Although the aforementioned threat elements are regional in nature, there remain several other threats that are unique to particular areas within the GC HIDTA. Methamphetamine is now the most significant drug threat across most areas of the GC HIDTA. Methamphetamine continues to be a greater threat to some GC HIDTA counties and parishes and has been identified as the leading drug threat in Arkansas. Rising in prominence as a significant drug threat is heroin which now ranks as the second greatest drug threat HIDTA-wide and first in Louisiana. Heroin is a significant threat in the New Orleans, Baton Rouge, Memphis and Birmingham metropolitan areas and has grown in popularity beyond its inter-city roots to include younger rural users as well. Cocaine and its derivative crack has moved to third: followed by pharmaceutical drugs. The diversion of pharmaceutical drugs via pain clinics and Internet pharmacies remains a significant problem, as areas continue to see unabated prescription drug abuse, particularly in areas such as Southwest Louisiana. The category of Other Dangerous Drugs such as synthetic marijuana/spice is a growing problem primarily affecting teens followed lastly by marijuana. Gang-related drug activity and its associated violence remain major threats and have a huge impact on the crime problem in many parishes and counties, particularly in and around our urban areas.

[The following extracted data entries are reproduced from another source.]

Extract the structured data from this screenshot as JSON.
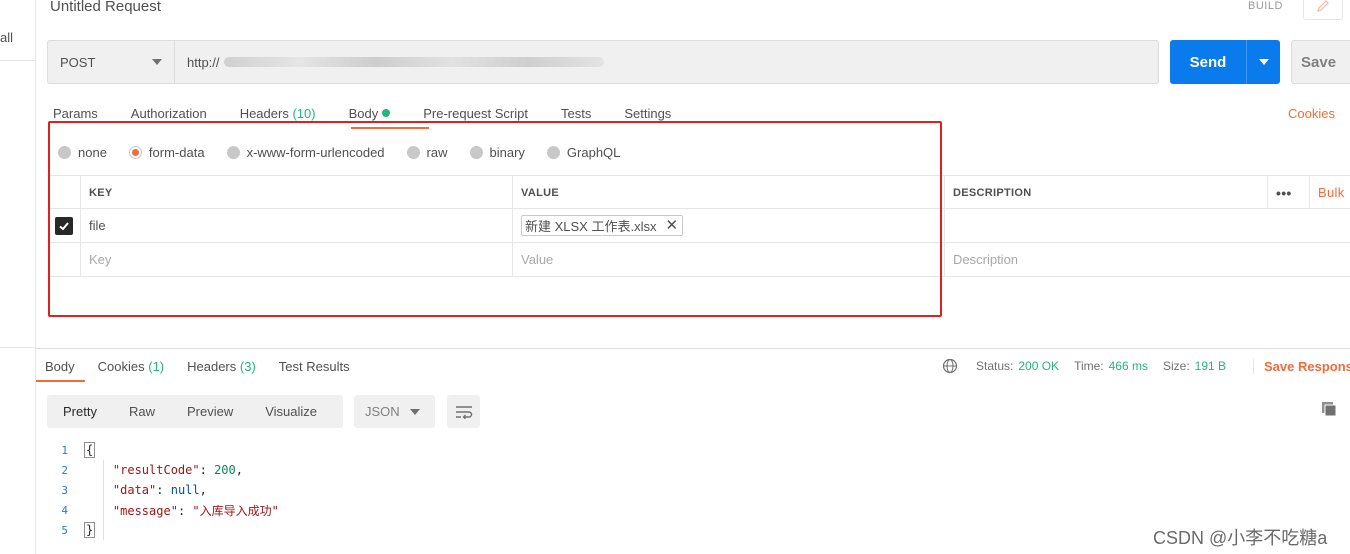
{
  "sidebar": {
    "partial_label": "all"
  },
  "header": {
    "title": "Untitled Request",
    "mode_label": "BUILD"
  },
  "request": {
    "method": "POST",
    "url_visible_prefix": "http://"
  },
  "actions": {
    "send_label": "Send",
    "save_label": "Save"
  },
  "request_tabs": [
    {
      "label": "Params",
      "count": ""
    },
    {
      "label": "Authorization",
      "count": ""
    },
    {
      "label": "Headers",
      "count": "(10)"
    },
    {
      "label": "Body",
      "count": ""
    },
    {
      "label": "Pre-request Script",
      "count": ""
    },
    {
      "label": "Tests",
      "count": ""
    },
    {
      "label": "Settings",
      "count": ""
    }
  ],
  "active_request_tab": "Body",
  "cookies_label": "Cookies",
  "body_types": [
    "none",
    "form-data",
    "x-www-form-urlencoded",
    "raw",
    "binary",
    "GraphQL"
  ],
  "selected_body_type": "form-data",
  "kv_table": {
    "headers": {
      "key": "KEY",
      "value": "VALUE",
      "description": "DESCRIPTION",
      "more": "•••",
      "bulk": "Bulk"
    },
    "rows": [
      {
        "checked": true,
        "key": "file",
        "value_file": "新建 XLSX 工作表.xlsx",
        "description": ""
      }
    ],
    "placeholders": {
      "key": "Key",
      "value": "Value",
      "description": "Description"
    }
  },
  "response": {
    "tabs": [
      {
        "label": "Body",
        "count": ""
      },
      {
        "label": "Cookies",
        "count": "(1)"
      },
      {
        "label": "Headers",
        "count": "(3)"
      },
      {
        "label": "Test Results",
        "count": ""
      }
    ],
    "active_tab": "Body",
    "status_label": "Status:",
    "status_value": "200 OK",
    "time_label": "Time:",
    "time_value": "466 ms",
    "size_label": "Size:",
    "size_value": "191 B",
    "save_label": "Save Respons",
    "formats": [
      "Pretty",
      "Raw",
      "Preview",
      "Visualize"
    ],
    "active_format": "Pretty",
    "language": "JSON",
    "code_lines": [
      {
        "n": "1",
        "open": "{"
      },
      {
        "n": "2",
        "key": "\"resultCode\"",
        "value": "200",
        "type": "number",
        "comma": ","
      },
      {
        "n": "3",
        "key": "\"data\"",
        "value": "null",
        "type": "keyword",
        "comma": ","
      },
      {
        "n": "4",
        "key": "\"message\"",
        "value": "\"入库导入成功\"",
        "type": "string",
        "comma": ""
      },
      {
        "n": "5",
        "close": "}"
      }
    ]
  },
  "watermark": "CSDN @小李不吃糖a",
  "colors": {
    "accent_orange": "#f26b3a",
    "send_blue": "#097bed",
    "success_green": "#26b47f",
    "highlight_red": "#e0201b"
  }
}
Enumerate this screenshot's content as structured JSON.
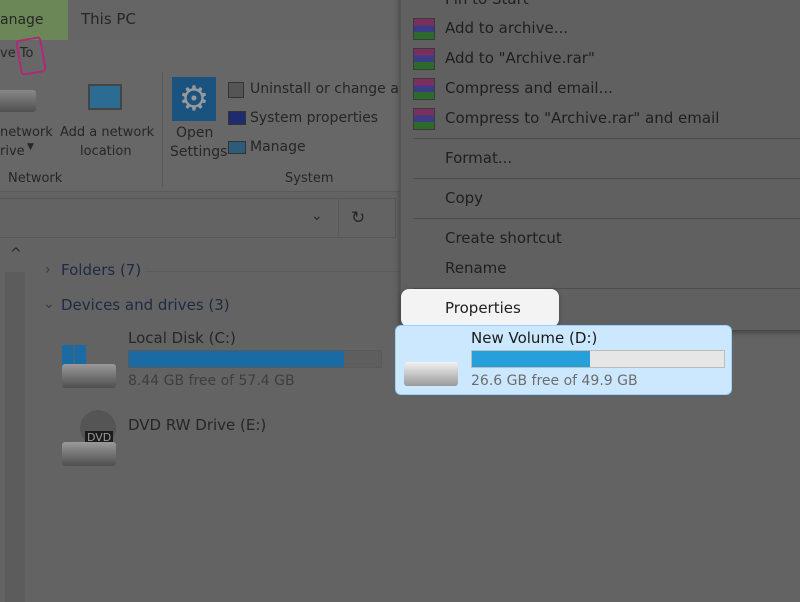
{
  "window": {
    "title": "This PC",
    "context_tab": "anage",
    "drive_tools_tab": "ve To"
  },
  "ribbon": {
    "network_group": {
      "label": "Network",
      "map_drive": [
        "network",
        "rive"
      ],
      "add_location": [
        "Add a network",
        "location"
      ]
    },
    "system_group": {
      "label": "System",
      "open_settings": [
        "Open",
        "Settings"
      ],
      "items": [
        "Uninstall or change a pr",
        "System properties",
        "Manage"
      ]
    }
  },
  "context_menu": {
    "items": [
      {
        "label": "Pin to Start",
        "icon": "none"
      },
      {
        "label": "Add to archive...",
        "icon": "winrar-icon"
      },
      {
        "label": "Add to \"Archive.rar\"",
        "icon": "winrar-icon"
      },
      {
        "label": "Compress and email...",
        "icon": "winrar-icon"
      },
      {
        "label": "Compress to \"Archive.rar\" and email",
        "icon": "winrar-icon"
      },
      {
        "label": "Format..."
      },
      {
        "label": "Copy"
      },
      {
        "label": "Create shortcut"
      },
      {
        "label": "Rename"
      },
      {
        "label": "Properties",
        "highlighted": true
      }
    ]
  },
  "content": {
    "folders_header": "Folders (7)",
    "devices_header": "Devices and drives (3)",
    "drives": [
      {
        "name": "Local Disk (C:)",
        "info": "8.44 GB free of 57.4 GB",
        "used_percent": 85.3,
        "bar_color": "#1a6ba3"
      },
      {
        "name": "New Volume (D:)",
        "info": "26.6 GB free of 49.9 GB",
        "used_percent": 46.7,
        "bar_color": "#26a0da",
        "selected": true
      },
      {
        "name": "DVD RW Drive (E:)",
        "badge": "DVD"
      }
    ]
  },
  "colors": {
    "selection": "#cce8ff",
    "manage_tab": "#6b8757"
  }
}
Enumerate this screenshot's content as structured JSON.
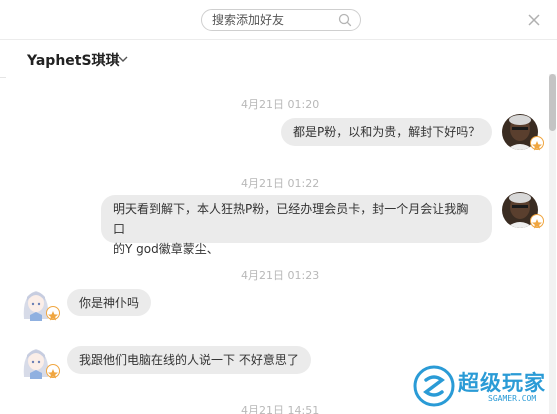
{
  "search": {
    "placeholder": "搜索添加好友"
  },
  "chat": {
    "title": "YaphetS琪琪"
  },
  "messages": [
    {
      "time": "4月21日 01:20",
      "text": "都是P粉，以和为贵，解封下好吗？",
      "side": "right"
    },
    {
      "time": "4月21日 01:22",
      "text_line1": "明天看到解下，本人狂热P粉，已经办理会员卡，封一个月会让我胸口",
      "text_line2": "的Y god徽章蒙尘、",
      "side": "right"
    },
    {
      "time": "4月21日 01:23",
      "text": "你是神仆吗",
      "side": "left"
    },
    {
      "text": "我跟他们电脑在线的人说一下 不好意思了",
      "side": "left"
    },
    {
      "time": "4月21日 14:51"
    }
  ],
  "watermark": {
    "name": "超级玩家",
    "sub": "SGAMER.COM"
  },
  "colors": {
    "bubble": "#ebebeb",
    "time": "#b8b8b8",
    "accent": "#2a9bd6",
    "badge": "#f0a640"
  }
}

In order to effectively address these varied and dynamic threat elements, the Gulf Coast HIDTA Executive Board has developed a strategy, which coordinates federal, state, and local drug law enforcement efforts to mitigate these targeted threat elements. The strategy is designed to attack the threat through the funding of initiatives comprised of multi-agency participants tasked to address defined threat elements within their areas of responsibility. These task forces, strategically situated across our six-states and Shelby County, TN area, are required to support drug enforcement activities targeting the aforementioned threat elements most affecting the communities they service. They share intelligence and pertinent case information with federal, state and local law enforcement agencies and other HIDTAs around the country, as appropriate.

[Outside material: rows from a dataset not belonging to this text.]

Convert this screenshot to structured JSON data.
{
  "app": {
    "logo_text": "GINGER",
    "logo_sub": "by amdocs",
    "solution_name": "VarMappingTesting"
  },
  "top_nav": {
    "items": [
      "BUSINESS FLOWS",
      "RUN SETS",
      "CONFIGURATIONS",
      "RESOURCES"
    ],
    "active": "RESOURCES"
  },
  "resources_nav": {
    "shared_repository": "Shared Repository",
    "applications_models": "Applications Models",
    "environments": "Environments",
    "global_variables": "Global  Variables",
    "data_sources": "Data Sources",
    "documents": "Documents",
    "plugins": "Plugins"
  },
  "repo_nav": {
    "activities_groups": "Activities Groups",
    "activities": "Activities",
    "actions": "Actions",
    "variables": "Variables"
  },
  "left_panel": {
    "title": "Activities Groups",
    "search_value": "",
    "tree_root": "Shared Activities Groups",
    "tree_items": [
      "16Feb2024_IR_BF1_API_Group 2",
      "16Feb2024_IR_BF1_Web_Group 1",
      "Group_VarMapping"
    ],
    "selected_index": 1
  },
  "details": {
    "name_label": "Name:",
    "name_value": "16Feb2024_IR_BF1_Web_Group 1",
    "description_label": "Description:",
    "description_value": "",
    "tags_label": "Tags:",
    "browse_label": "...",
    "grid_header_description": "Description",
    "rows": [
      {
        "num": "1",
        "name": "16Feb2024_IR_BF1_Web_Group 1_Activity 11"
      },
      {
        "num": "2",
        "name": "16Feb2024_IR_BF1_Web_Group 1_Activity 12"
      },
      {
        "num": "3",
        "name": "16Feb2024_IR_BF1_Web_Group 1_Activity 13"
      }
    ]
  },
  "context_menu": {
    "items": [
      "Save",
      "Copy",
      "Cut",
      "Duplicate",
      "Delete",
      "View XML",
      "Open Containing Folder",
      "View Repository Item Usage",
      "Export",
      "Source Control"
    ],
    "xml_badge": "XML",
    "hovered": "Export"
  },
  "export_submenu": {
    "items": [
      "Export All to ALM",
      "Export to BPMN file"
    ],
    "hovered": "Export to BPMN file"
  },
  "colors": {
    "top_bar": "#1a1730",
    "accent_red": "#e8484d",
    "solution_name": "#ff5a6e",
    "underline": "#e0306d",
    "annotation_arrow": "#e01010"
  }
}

Investigations are initiated and prioritized consistent with those illicit drug activities having the greatest impact on crime and violence. Initiatives are encouraged to target the highest-level drug trafficking organizations found operating within their vicinities. This does not preclude them from working local DTOs provided their primary focus remains the identification, targeting, and dismantlement of major organizations.

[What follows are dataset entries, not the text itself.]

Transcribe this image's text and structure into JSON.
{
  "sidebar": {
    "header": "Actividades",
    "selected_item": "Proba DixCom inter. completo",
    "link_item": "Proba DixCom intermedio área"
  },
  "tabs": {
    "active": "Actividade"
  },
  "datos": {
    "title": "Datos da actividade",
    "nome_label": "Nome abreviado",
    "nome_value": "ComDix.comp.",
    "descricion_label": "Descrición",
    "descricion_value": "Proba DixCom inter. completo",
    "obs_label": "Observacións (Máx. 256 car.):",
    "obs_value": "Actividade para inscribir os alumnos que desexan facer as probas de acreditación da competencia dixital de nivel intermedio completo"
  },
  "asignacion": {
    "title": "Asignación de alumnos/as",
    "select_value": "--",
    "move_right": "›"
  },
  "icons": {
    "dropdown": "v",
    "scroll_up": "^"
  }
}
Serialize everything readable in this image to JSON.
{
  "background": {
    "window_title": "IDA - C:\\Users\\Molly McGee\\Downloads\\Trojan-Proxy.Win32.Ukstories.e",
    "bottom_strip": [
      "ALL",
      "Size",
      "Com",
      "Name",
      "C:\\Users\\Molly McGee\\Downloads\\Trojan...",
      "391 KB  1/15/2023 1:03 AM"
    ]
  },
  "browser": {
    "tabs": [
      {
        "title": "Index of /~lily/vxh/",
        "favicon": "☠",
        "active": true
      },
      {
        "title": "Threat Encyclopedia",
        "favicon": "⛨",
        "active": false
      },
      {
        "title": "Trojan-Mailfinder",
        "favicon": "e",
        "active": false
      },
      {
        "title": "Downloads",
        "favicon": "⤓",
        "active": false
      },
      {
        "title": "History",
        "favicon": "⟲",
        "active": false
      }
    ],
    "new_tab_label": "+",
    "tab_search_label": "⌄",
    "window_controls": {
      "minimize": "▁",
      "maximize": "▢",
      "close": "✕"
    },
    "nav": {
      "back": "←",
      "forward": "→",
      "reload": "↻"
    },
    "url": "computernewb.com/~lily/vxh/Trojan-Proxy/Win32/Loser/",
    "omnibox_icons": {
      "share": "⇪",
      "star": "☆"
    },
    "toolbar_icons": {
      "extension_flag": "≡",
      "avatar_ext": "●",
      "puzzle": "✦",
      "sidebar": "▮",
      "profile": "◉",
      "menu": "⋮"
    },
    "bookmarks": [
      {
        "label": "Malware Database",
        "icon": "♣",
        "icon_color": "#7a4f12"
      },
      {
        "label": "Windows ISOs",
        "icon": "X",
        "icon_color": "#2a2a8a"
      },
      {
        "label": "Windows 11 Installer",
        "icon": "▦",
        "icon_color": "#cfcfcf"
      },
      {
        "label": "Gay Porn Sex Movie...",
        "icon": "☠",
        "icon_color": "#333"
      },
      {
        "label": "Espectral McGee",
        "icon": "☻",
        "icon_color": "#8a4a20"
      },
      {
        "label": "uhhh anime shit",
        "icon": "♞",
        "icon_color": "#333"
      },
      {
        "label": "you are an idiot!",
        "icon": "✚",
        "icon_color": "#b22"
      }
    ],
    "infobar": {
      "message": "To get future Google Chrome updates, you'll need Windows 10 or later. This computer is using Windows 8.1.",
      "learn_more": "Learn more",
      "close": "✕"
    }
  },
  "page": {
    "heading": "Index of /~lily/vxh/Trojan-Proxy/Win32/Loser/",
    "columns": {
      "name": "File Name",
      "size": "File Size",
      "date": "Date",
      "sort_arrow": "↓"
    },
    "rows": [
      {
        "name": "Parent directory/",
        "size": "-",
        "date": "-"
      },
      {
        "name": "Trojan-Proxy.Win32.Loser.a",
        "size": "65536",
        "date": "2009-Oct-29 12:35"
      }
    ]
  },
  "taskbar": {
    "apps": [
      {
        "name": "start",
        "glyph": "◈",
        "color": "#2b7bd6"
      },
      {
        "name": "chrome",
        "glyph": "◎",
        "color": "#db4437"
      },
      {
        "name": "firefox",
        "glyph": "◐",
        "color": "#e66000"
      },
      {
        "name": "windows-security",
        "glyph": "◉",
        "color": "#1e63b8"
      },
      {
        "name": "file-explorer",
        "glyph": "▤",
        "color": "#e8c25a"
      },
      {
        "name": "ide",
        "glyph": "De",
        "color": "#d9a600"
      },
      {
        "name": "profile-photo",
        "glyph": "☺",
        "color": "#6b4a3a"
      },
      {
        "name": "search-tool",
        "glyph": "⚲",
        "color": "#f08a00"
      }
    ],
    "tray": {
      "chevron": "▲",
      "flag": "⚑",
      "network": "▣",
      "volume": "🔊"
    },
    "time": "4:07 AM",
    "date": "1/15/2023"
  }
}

Since the transshipment of drugs and drug-related assets across GC HIDTA highways is a major threat to the region and other parts of the country, 18 enforcement initiatives have interdiction components imbedded with investigators who collaborate to expand drug and asset seizures into investigations aimed at identifying, targeting, and dismantling underlying DTOs. These initiatives are supported by our Investigative Support Network, which provides intelligence resources from the initial vehicle stop and throughout the investigative process.

Federal, state, and local law enforcement agencies throughout our six states share resources with the Gulf Coast HIDTA to combat drug trafficking organizations operating within our region and beyond.